You’re likely familiar with the saying, “An image is worth a thousand words.” When it comes to website content, this phrase rings exceptionally true. As internet technology, and network power, increased throughout the past several years, the importance and value of images rose simultaneously. Now, images are considered a pillar in website content and user-engagement so optimizing website images has become essential.
Because of this, countless website owners turn to the power of image-heavy content to convey their message and tell their information. While this is a powerful tool for not only user-engagement, but also SEO, if done improperly it has the potential to negatively impact web performance.
The notion of image optimization and compression isn’t new. Since the beginning of the internet, image optimization techniques have echoed throughout the brains of web developers. However, the act of optimization primarily discusses the actual manipulation of files. But, this is only one side of the optimization coin.
The other side of this essential visual currency is file format. One of the most noteworthy mistakes made by novice website owners is treating all image file types equally. As long as the image displays on the page, it’s safe, right? Wrong!
When it comes to fully optimizing website images for performance and speed, you must look beyond the simple act of compression and into the somewhat complex world of file formats. Because of the importance of web performance, blindly uploading any image file type on your website is dangerous business. Not only do file formats determine rendering quality, but they also directly impact page load speeds.

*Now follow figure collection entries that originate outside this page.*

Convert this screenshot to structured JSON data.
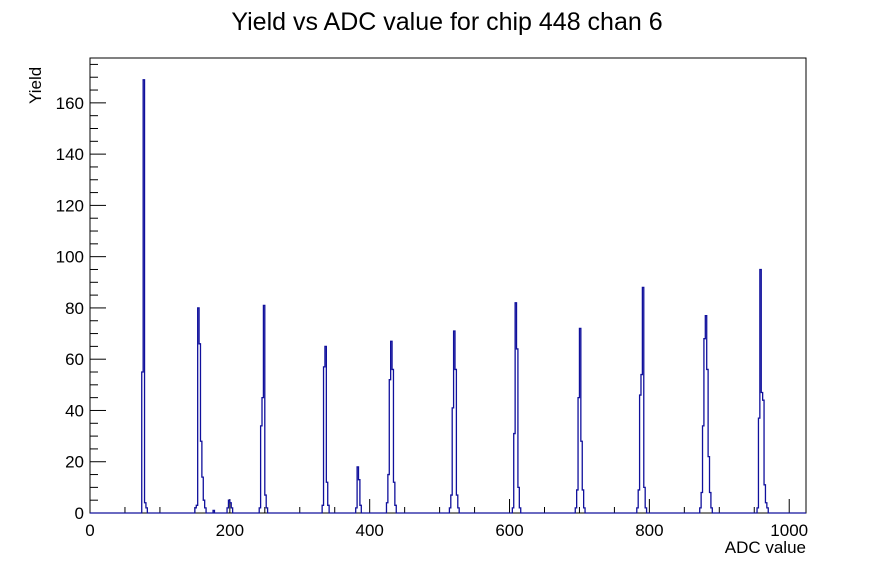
{
  "canvas": {
    "background_color": "#ffffff",
    "frame_color": "#000000"
  },
  "chart_data": {
    "type": "bar",
    "subtype": "histogram-outline",
    "title": "Yield vs ADC value for chip 448 chan 6",
    "xlabel": "ADC value",
    "ylabel": "Yield",
    "line_color": "#10109c",
    "x_range": [
      0,
      1024
    ],
    "y_range": [
      0,
      177.5
    ],
    "x_major_ticks": [
      0,
      200,
      400,
      600,
      800,
      1000
    ],
    "x_major_tick_labels": [
      "0",
      "200",
      "400",
      "600",
      "800",
      "1000"
    ],
    "x_minor_step": 50,
    "y_major_ticks": [
      0,
      20,
      40,
      60,
      80,
      100,
      120,
      140,
      160
    ],
    "y_major_tick_labels": [
      "0",
      "20",
      "40",
      "60",
      "80",
      "100",
      "120",
      "140",
      "160"
    ],
    "y_minor_step": 5,
    "grid": false,
    "legend": false,
    "bin_width": 2,
    "bins": [
      [
        74,
        55
      ],
      [
        76,
        169
      ],
      [
        78,
        4
      ],
      [
        80,
        2
      ],
      [
        150,
        2
      ],
      [
        152,
        3
      ],
      [
        154,
        80
      ],
      [
        156,
        66
      ],
      [
        158,
        28
      ],
      [
        160,
        14
      ],
      [
        162,
        5
      ],
      [
        164,
        2
      ],
      [
        176,
        1
      ],
      [
        196,
        2
      ],
      [
        198,
        5
      ],
      [
        200,
        4
      ],
      [
        202,
        2
      ],
      [
        242,
        2
      ],
      [
        244,
        34
      ],
      [
        246,
        45
      ],
      [
        248,
        81
      ],
      [
        250,
        7
      ],
      [
        252,
        2
      ],
      [
        332,
        3
      ],
      [
        334,
        57
      ],
      [
        336,
        65
      ],
      [
        338,
        12
      ],
      [
        340,
        3
      ],
      [
        380,
        2
      ],
      [
        382,
        18
      ],
      [
        384,
        13
      ],
      [
        386,
        3
      ],
      [
        424,
        4
      ],
      [
        426,
        15
      ],
      [
        428,
        52
      ],
      [
        430,
        67
      ],
      [
        432,
        56
      ],
      [
        434,
        12
      ],
      [
        436,
        3
      ],
      [
        514,
        2
      ],
      [
        516,
        7
      ],
      [
        518,
        41
      ],
      [
        520,
        71
      ],
      [
        522,
        56
      ],
      [
        524,
        7
      ],
      [
        526,
        2
      ],
      [
        604,
        2
      ],
      [
        606,
        31
      ],
      [
        608,
        82
      ],
      [
        610,
        64
      ],
      [
        612,
        10
      ],
      [
        614,
        2
      ],
      [
        694,
        2
      ],
      [
        696,
        9
      ],
      [
        698,
        45
      ],
      [
        700,
        72
      ],
      [
        702,
        28
      ],
      [
        704,
        9
      ],
      [
        706,
        2
      ],
      [
        782,
        2
      ],
      [
        784,
        9
      ],
      [
        786,
        46
      ],
      [
        788,
        54
      ],
      [
        790,
        88
      ],
      [
        792,
        10
      ],
      [
        794,
        2
      ],
      [
        872,
        2
      ],
      [
        874,
        8
      ],
      [
        876,
        34
      ],
      [
        878,
        68
      ],
      [
        880,
        77
      ],
      [
        882,
        56
      ],
      [
        884,
        22
      ],
      [
        886,
        8
      ],
      [
        888,
        2
      ],
      [
        954,
        2
      ],
      [
        956,
        37
      ],
      [
        958,
        95
      ],
      [
        960,
        47
      ],
      [
        962,
        44
      ],
      [
        964,
        11
      ],
      [
        966,
        4
      ],
      [
        968,
        2
      ]
    ]
  }
}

Therefore, if you’re looking to enhance your website with images, but don’t wish to sacrifice performance, take a few moments and review the importance and impact different image file types have on your website.

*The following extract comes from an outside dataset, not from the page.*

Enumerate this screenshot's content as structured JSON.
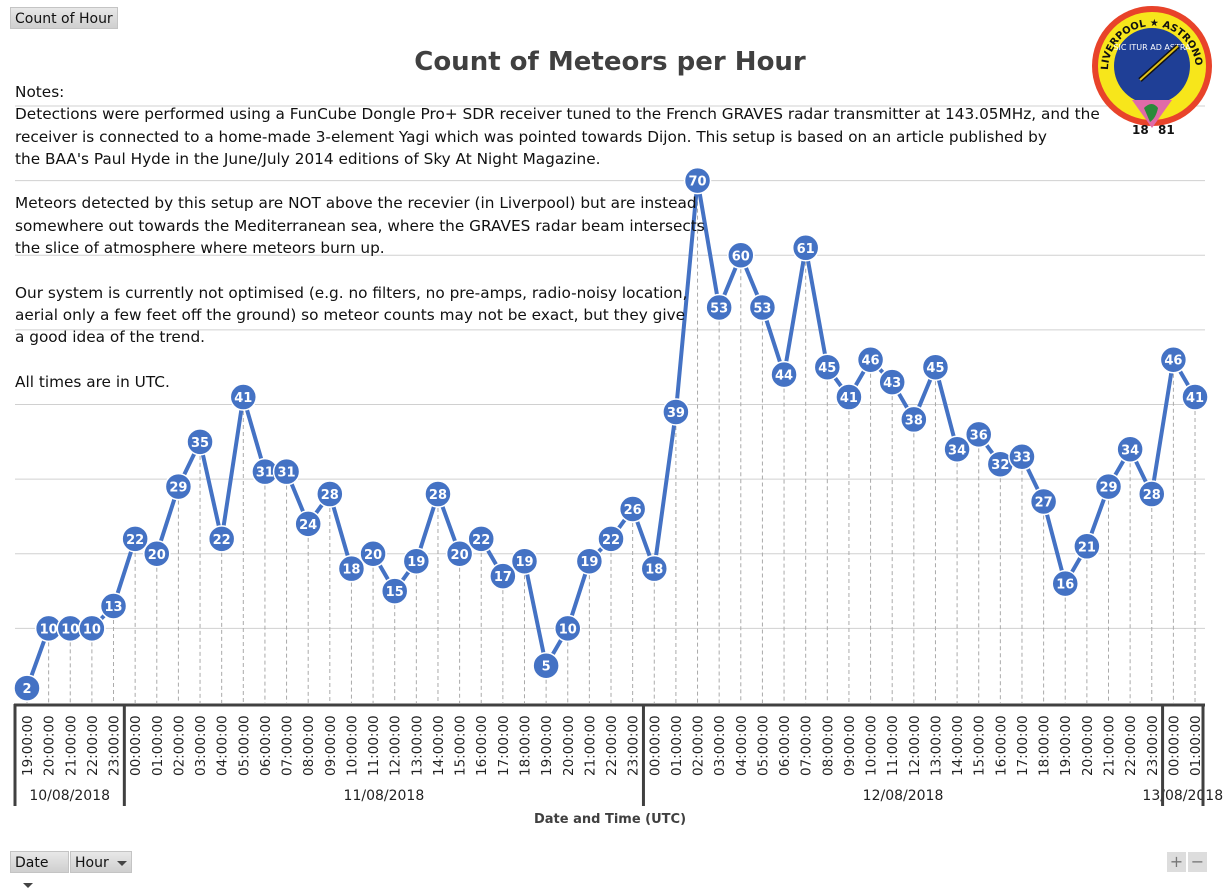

Demystifying Image File Types – Choosing the Best for You
When uploading and optimizing website images, it’s imperative you comprehend the various file types and how they interact with end-user rendering and server-side resource allocation. The reason why file types influence web performance comes down to its intended purpose. Should you improperly use an image format, then it can prove detrimental to your overall site performance.
For example, JPEG files deliver millions of colors and are ideal for almost every type of image. These files can be compressed up to 70 percent without shedding much quality. However, if they aren’t compressed, they can be quite large and demand a significant amount of server resources.
PNG-8 and PNG-24 offer anywhere from 256 colors (PNG-8) to unlimited colors (PNG-24), and are more suited for larger, high-resolution images. Due to its size, however, they can bog down a server even when compressed. PNG-24 is ideal for images that require transparency while its counterpart is generally recommended for icons. Both of these files are considered lossless, which means its quality isn’t degraded due to compression.
While there are many other factors to consider when selecting the appropriate file format, the most important quality to remember is selecting a file that allows optimum compression without shedding its quality. In general, keep your web performance high by keeping image files less than 70kb in size.